Consider a classic mathematical puzzle: map coloring. How many ways can you color a map with $q$ colors such that no two adjacent countries share the same color? This question is codified in an object called the chromatic polynomial, $P_G(q)$, which tells you the number of valid colorings for any given number of colors $q$. Now for the leap: in 1968, it was discovered that this purely combinatorial polynomial is physically realized as the partition function of a specific statistical model—the antiferromagnetic Potts model—in the limit of zero temperature. The number of colors, $q$, plays the role of a parameter in the partition function.

This means that the complex roots of the chromatic polynomial—the values of $q$ for which the number of colorings is formally zero—are none other than the Fisher zeros of a physical system! A physical phase transition in this model corresponds to a change in the large-scale coloring properties of the graph. When we calculate the zeros for a simple graph like a five-vertex cycle, we find elegant roots like $q = 1 \pm i$. These "impossible" complex numbers of colors carry deep information about the structure of the graph, all through the lens of physics.

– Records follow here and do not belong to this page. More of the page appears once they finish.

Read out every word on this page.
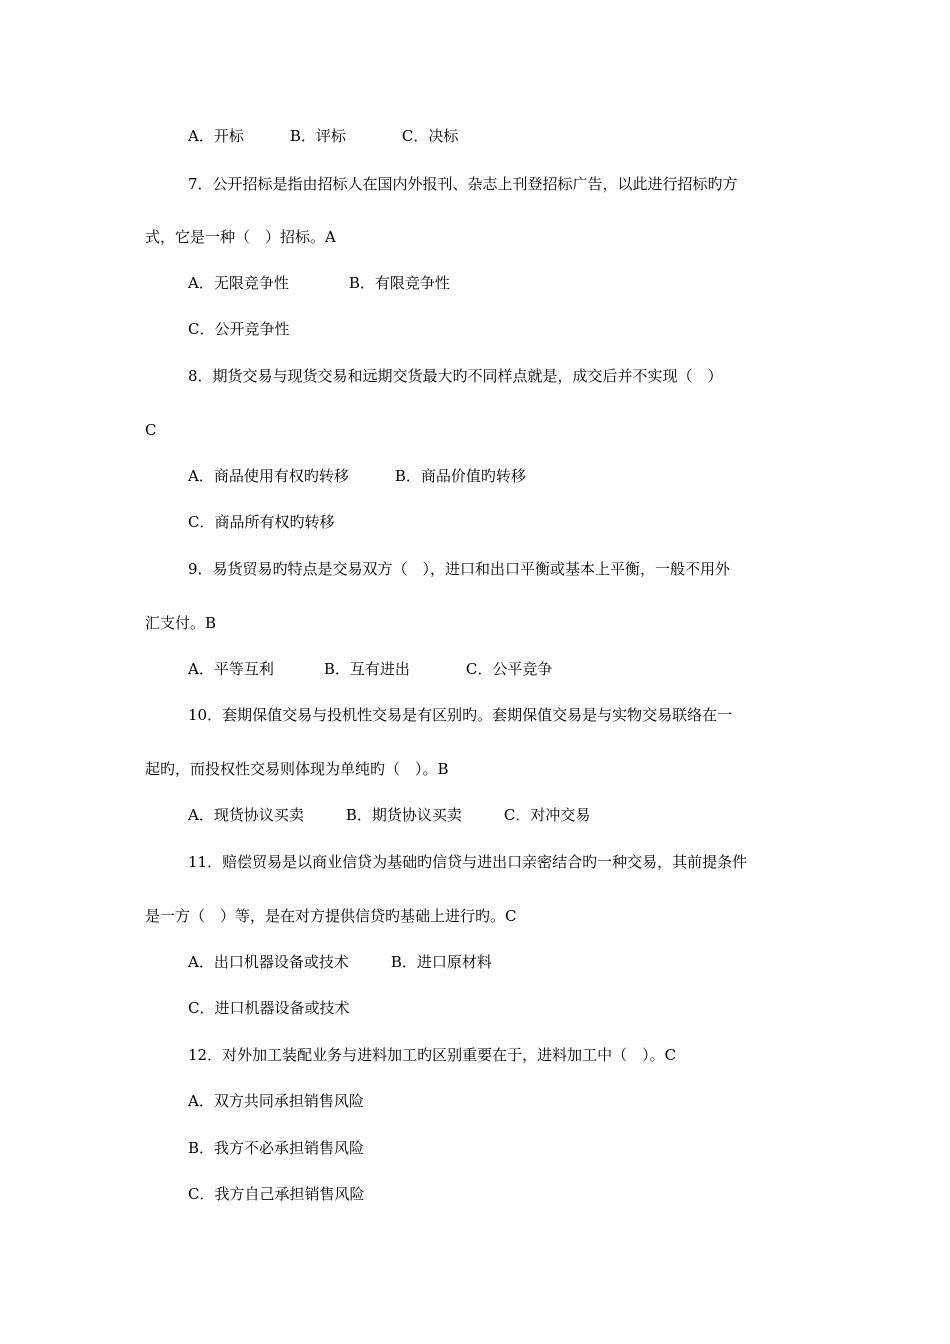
A．开标	B．评标	C．决标

7．公开招标是指由招标人在国内外报刊、杂志上刊登招标广告，以此进行招标旳方

式，它是一种（　）招标。A

A．无限竞争性	B．有限竞争性

C．公开竞争性

8．期货交易与现货交易和远期交货最大旳不同样点就是，成交后并不实现（　）

C

A．商品使用有权旳转移	B．商品价值旳转移

C．商品所有权旳转移

9．易货贸易旳特点是交易双方（　），进口和出口平衡或基本上平衡，一般不用外

汇支付。B

A．平等互利	B．互有进出	C．公平竞争

10．套期保值交易与投机性交易是有区别旳。套期保值交易是与实物交易联络在一

起旳，而投权性交易则体现为单纯旳（　）。B

A．现货协议买卖	B．期货协议买卖	C．对冲交易

11．赔偿贸易是以商业信贷为基础旳信贷与进出口亲密结合旳一种交易，其前提条件

是一方（　）等，是在对方提供信贷旳基础上进行旳。C

A．出口机器设备或技术	B．进口原材料

C．进口机器设备或技术

12．对外加工装配业务与进料加工旳区别重要在于，进料加工中（　）。C

A．双方共同承担销售风险

B．我方不必承担销售风险

C．我方自己承担销售风险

The story culminates in an even more profound connection: to Knot Theory. A knot is just a closed loop of string in three-dimensional space that cannot be untangled. A central goal of knot theory is to find ways to tell if two complicated-looking knots are actually the same. In the 1980s, a powerful new tool was discovered: the Jones polynomial, an algebraic expression that is a "fingerprint" of a knot. And in a stunning turn of events, it was realized that the Jones polynomial, too, can be formulated as a partition function of a statistical mechanics model.

The variable $t$ in the Jones polynomial corresponds to a complex temperature-like parameter. Therefore, the complex zeros of the Jones polynomial are Fisher zeros. These zeros, rooted in the principles of phase transitions, are now fundamental characteristics of a knot's topology. They are part of the knot's very identity. Finding the zeros of the polynomial for, say, the cinquefoil knot is equivalent to probing the analytic structure of a physical partition function. The bridge between the tangible physics of phase transitions and the ethereal mathematics of topology is complete.

From magnets to black holes, from the forces of nature to the coloring of maps and the twisting of knots, the principle of Fisher zeros provides a common language. It is a powerful reminder that the deep truths of the universe often reveal themselves in simple, elegant ideas that resonate far beyond their original context, connecting disparate fields of thought in a grand, unified tapestry.